His host begged him to be seated again. ‘There’s no offence, neighbour. No offence in the world, I’m sure. Twas for stealing a horse they hanged yon fellow from Glatting today. Farmer Broome here was telling us but now how he fared on the gallows.’
Broome eagerly took up the tale. ‘Ay, a villainous fellow a was. A countable ugly face on him, a had.’
‘Ah!’ said the company, greatly relishing the story. ‘Countable ugly, was he?’ said one. ‘A savage customer, I bluv,’ said another. The rest, impatient for a repetition of details they had already heard, said nothing, but stared expectantly at the enterprising Broome, who had travelled many miles and missed a day’s work to see this execution and was now come home with a rich treasure of memory.

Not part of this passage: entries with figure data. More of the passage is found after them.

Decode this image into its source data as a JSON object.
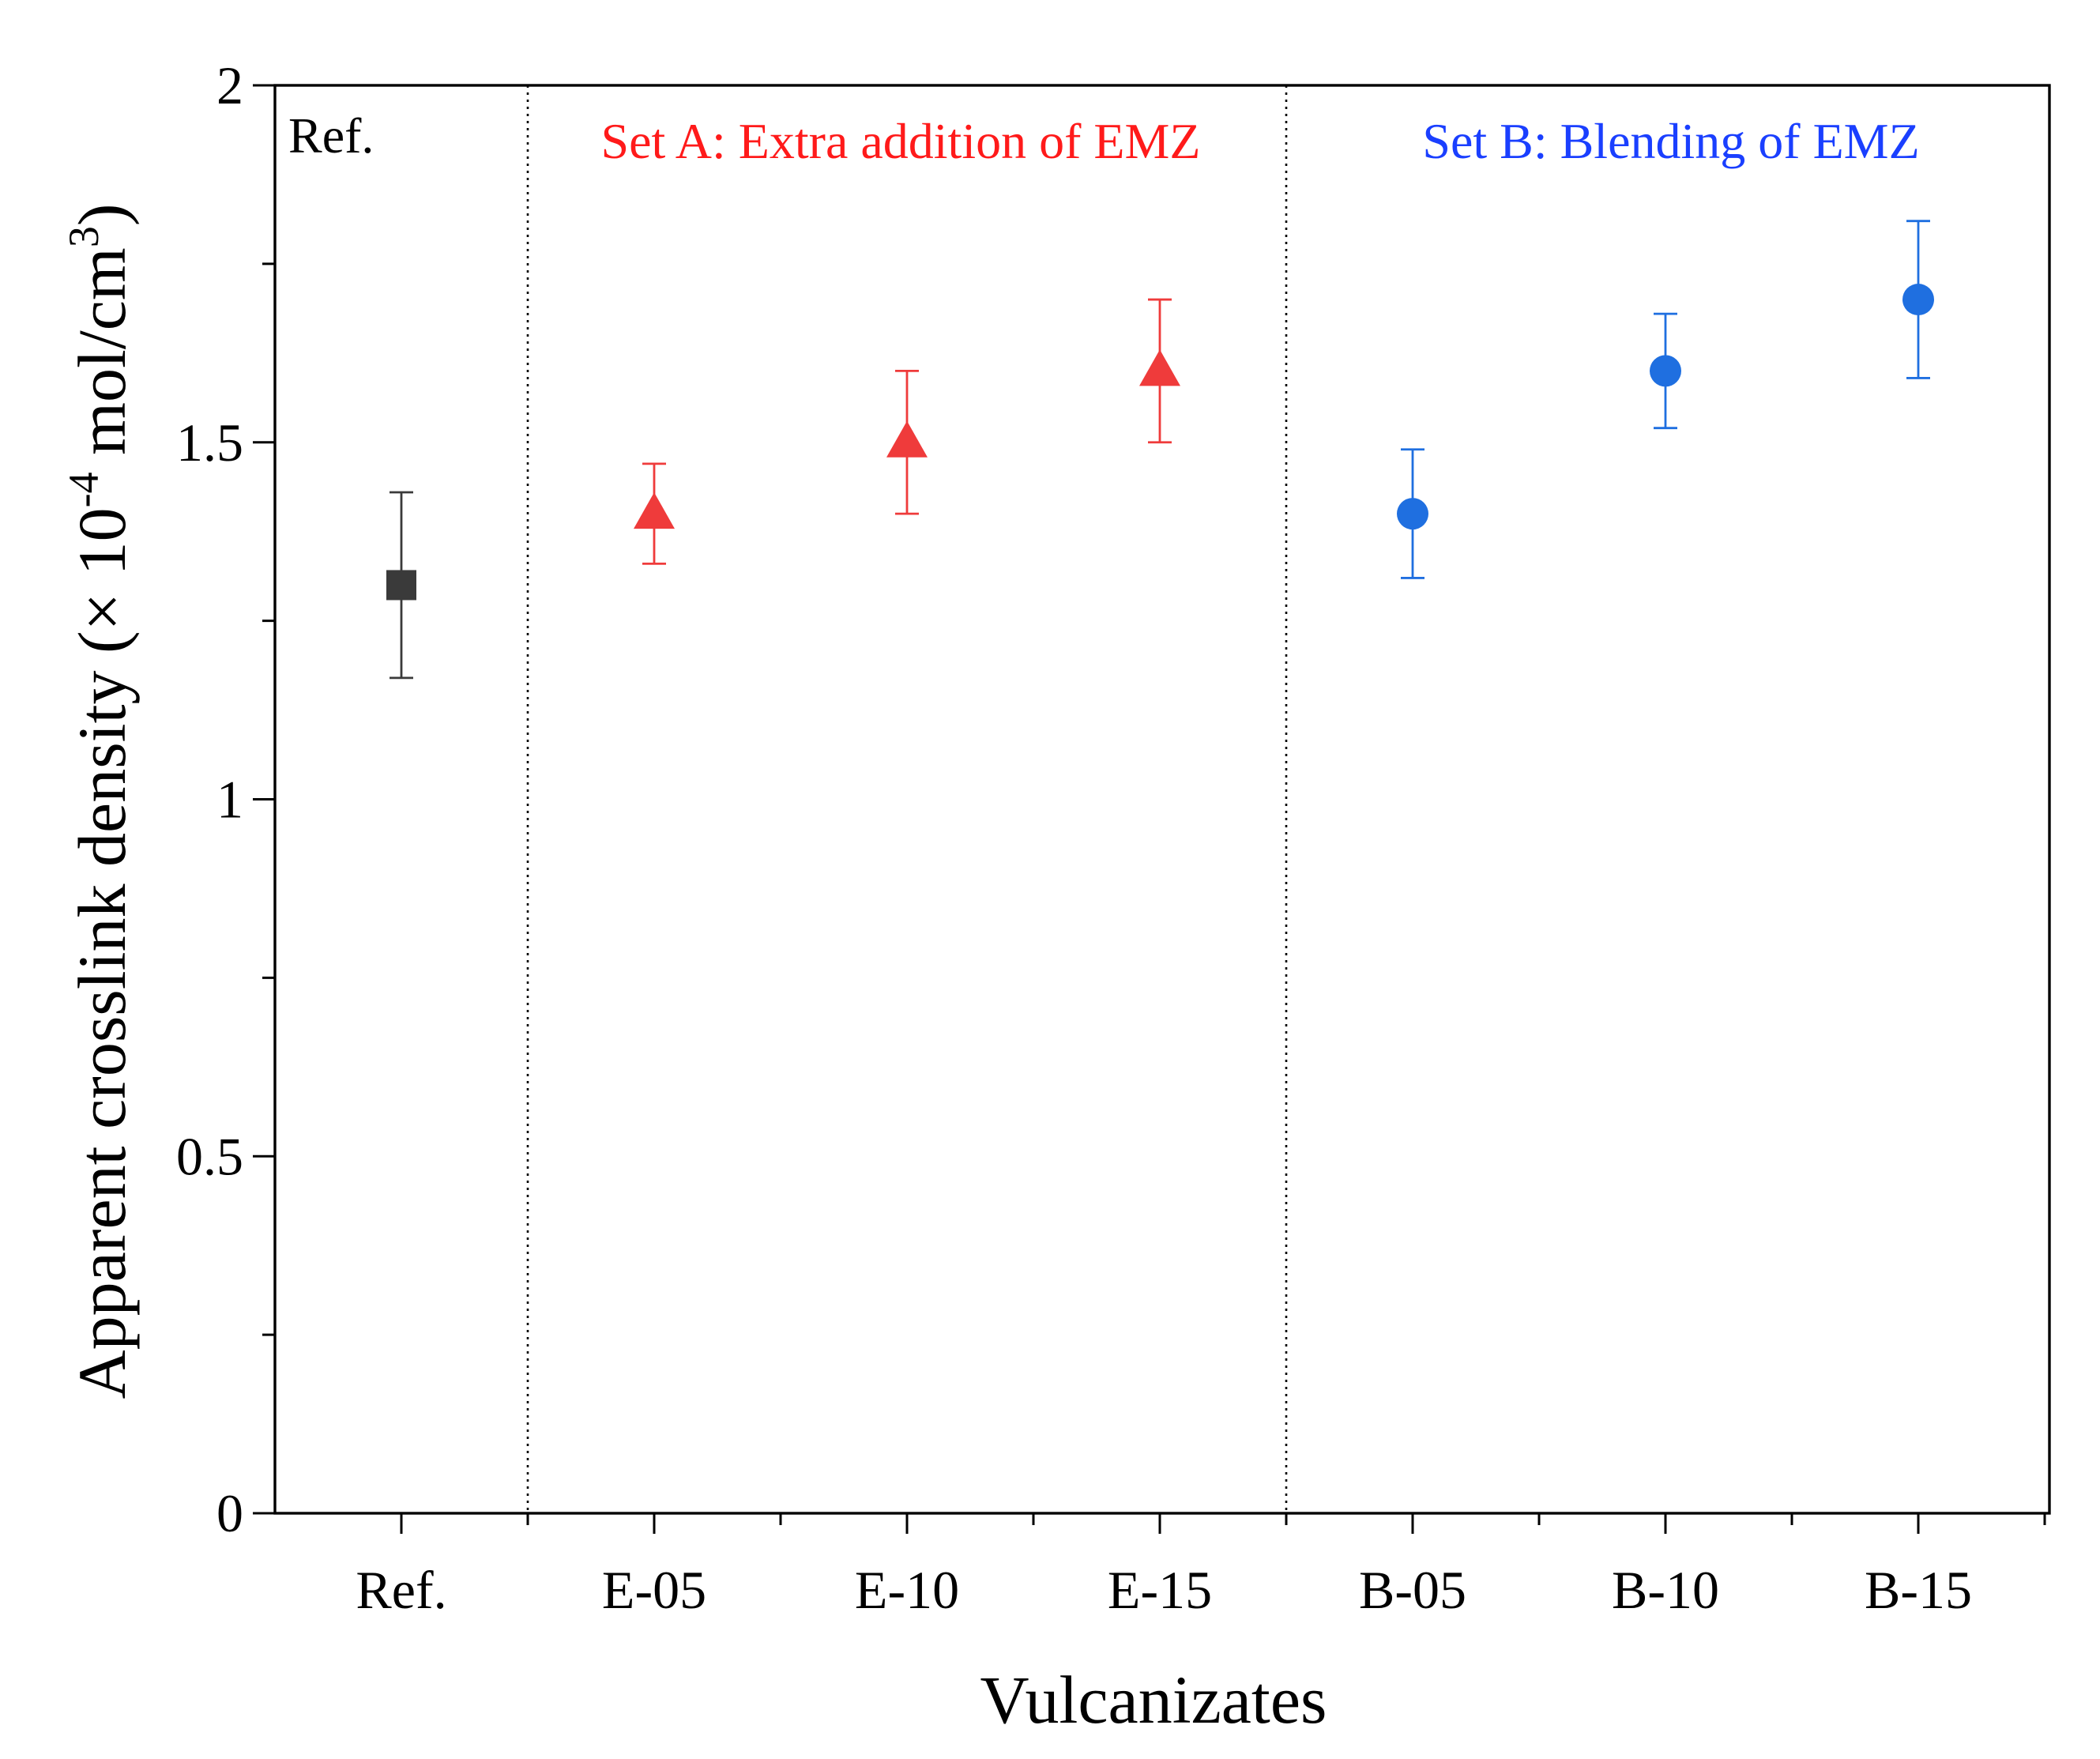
{
  "chart_data": {
    "type": "scatter",
    "title": "",
    "xlabel": "Vulcanizates",
    "ylabel": {
      "prefix": "Apparent crosslink density (× 10",
      "exponent": "-4",
      "unit": " mol/cm",
      "unit_exponent": "3",
      "suffix": ")"
    },
    "ylim": [
      0,
      2
    ],
    "yticks": [
      "0",
      "0.5",
      "1",
      "1.5",
      "2"
    ],
    "grid": false,
    "categories": [
      "Ref.",
      "E-05",
      "E-10",
      "E-15",
      "B-05",
      "B-10",
      "B-15"
    ],
    "series": [
      {
        "name": "Ref.",
        "marker": "square",
        "color": "#3a3a3a",
        "points": [
          {
            "category": "Ref.",
            "value": 1.3,
            "error": 0.13
          }
        ]
      },
      {
        "name": "Set A",
        "marker": "triangle",
        "color": "#ef3b3b",
        "points": [
          {
            "category": "E-05",
            "value": 1.4,
            "error": 0.07
          },
          {
            "category": "E-10",
            "value": 1.5,
            "error": 0.1
          },
          {
            "category": "E-15",
            "value": 1.6,
            "error": 0.1
          }
        ]
      },
      {
        "name": "Set B",
        "marker": "circle",
        "color": "#1f6fe0",
        "points": [
          {
            "category": "B-05",
            "value": 1.4,
            "error": 0.09
          },
          {
            "category": "B-10",
            "value": 1.6,
            "error": 0.08
          },
          {
            "category": "B-15",
            "value": 1.7,
            "error": 0.11
          }
        ]
      }
    ],
    "region_labels": [
      {
        "text": "Ref.",
        "color": "#000000"
      },
      {
        "text": "Set A: Extra addition of EMZ",
        "color": "#ff1a1a"
      },
      {
        "text": "Set B: Blending of EMZ",
        "color": "#1a3fff"
      }
    ]
  }
}
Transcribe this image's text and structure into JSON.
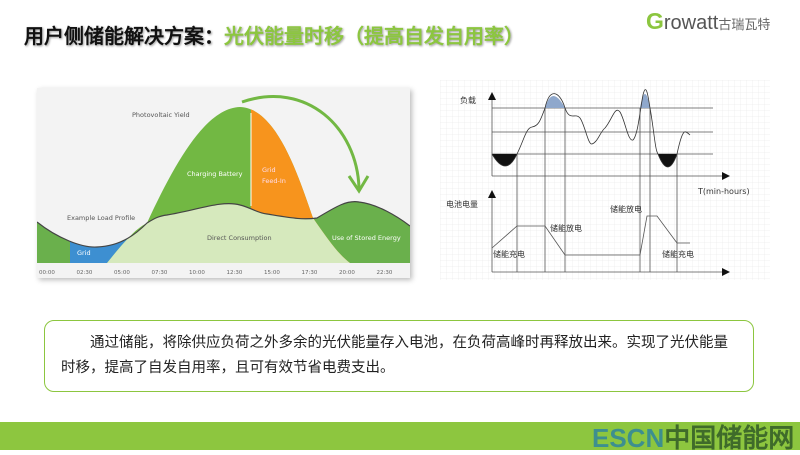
{
  "title": {
    "main": "用户侧储能解决方案：",
    "highlight": "光伏能量时移（提高自发自用率）"
  },
  "logo": {
    "brand": "Growatt",
    "cn": "古瑞瓦特"
  },
  "left_diagram": {
    "labels": {
      "pv": "Photovoltaic Yield",
      "load": "Example Load Profile",
      "charging": "Charging Battery",
      "feed1": "Grid",
      "feed2": "Feed-In",
      "direct": "Direct Consumption",
      "stored": "Use of Stored Energy",
      "grid": "Grid"
    },
    "ticks": [
      "00:00",
      "02:30",
      "05:00",
      "07:30",
      "10:00",
      "12:30",
      "15:00",
      "17:30",
      "20:00",
      "22:30"
    ],
    "colors": {
      "green": "#72b843",
      "orange": "#f7941d",
      "blue": "#3d8fd1",
      "light": "#d6e9bd"
    }
  },
  "right_diagram": {
    "labels": {
      "load": "负载",
      "time": "T(min-hours)",
      "battery": "电池电量",
      "charge1": "储能充电",
      "discharge1": "储能放电",
      "discharge2": "储能放电",
      "charge2": "储能充电"
    }
  },
  "text": "通过储能，将除供应负荷之外多余的光伏能量存入电池，在负荷高峰时再释放出来。实现了光伏能量时移，提高了自发自用率，且可有效节省电费支出。",
  "footer": {
    "escn": "ESCN",
    "cn": "中国储能网"
  }
}
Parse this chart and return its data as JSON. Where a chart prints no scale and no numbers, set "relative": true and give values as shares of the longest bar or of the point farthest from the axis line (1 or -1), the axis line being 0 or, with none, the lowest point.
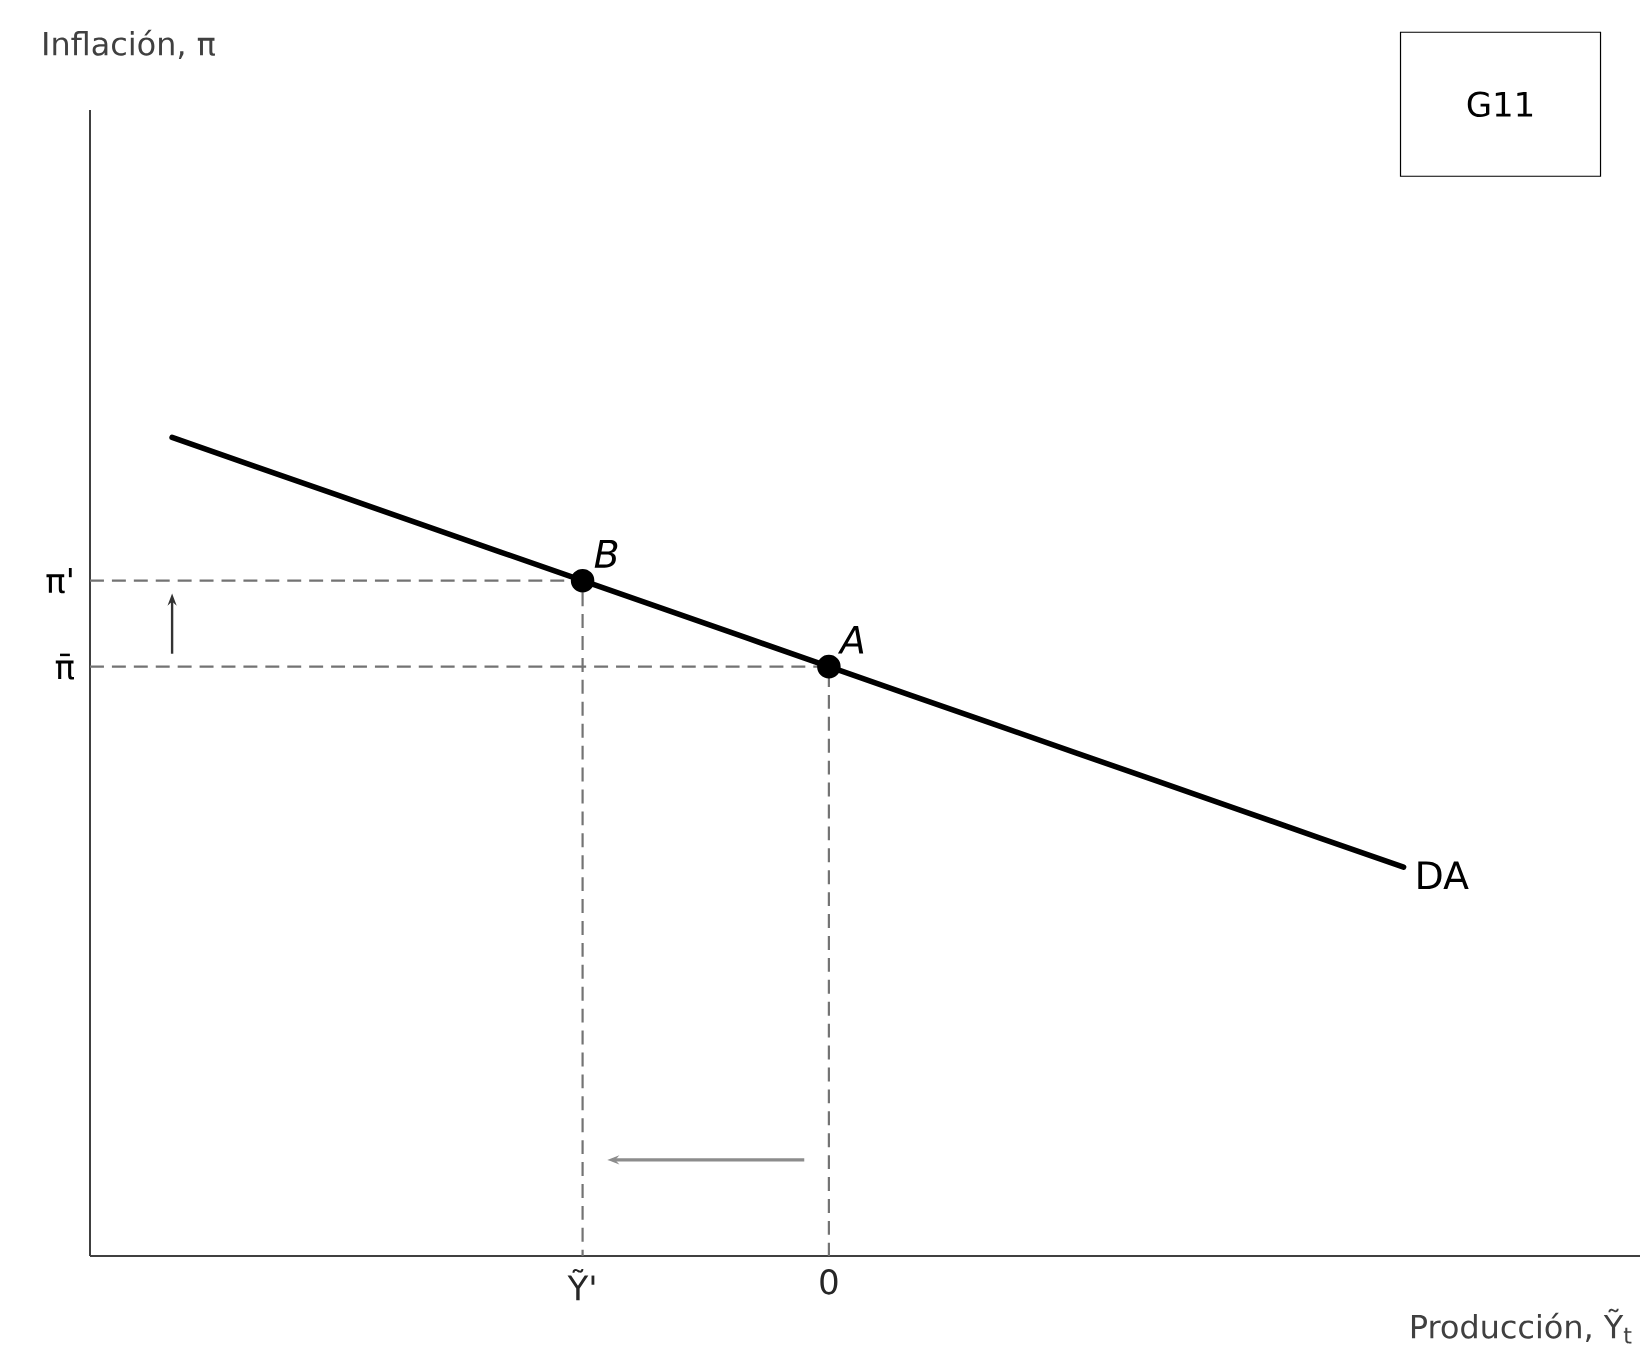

With a selfconscious swagger Broome called to the potman for another pint. All eyes, except Coachy’s, were upon him. ‘He’ll steal no more harses, sartain sure.’ He laughed cockily, as though to himself belonged the credit of this achievement. And his neighbours, seeming to concede this point of view, took up the laugh with admiration.
‘So they hanged the villain, did ’em?’ said Roger Peakod invitingly.
‘You’re right, Roger,’ said Broome, with a lordly smile. ‘Hang un they did, I bluv. And with these two eyes I seen ’em.’
‘Sarve un fair for a thief,’ grumbled Mykelborne, with, nevertheless, a troubled look in his eyes.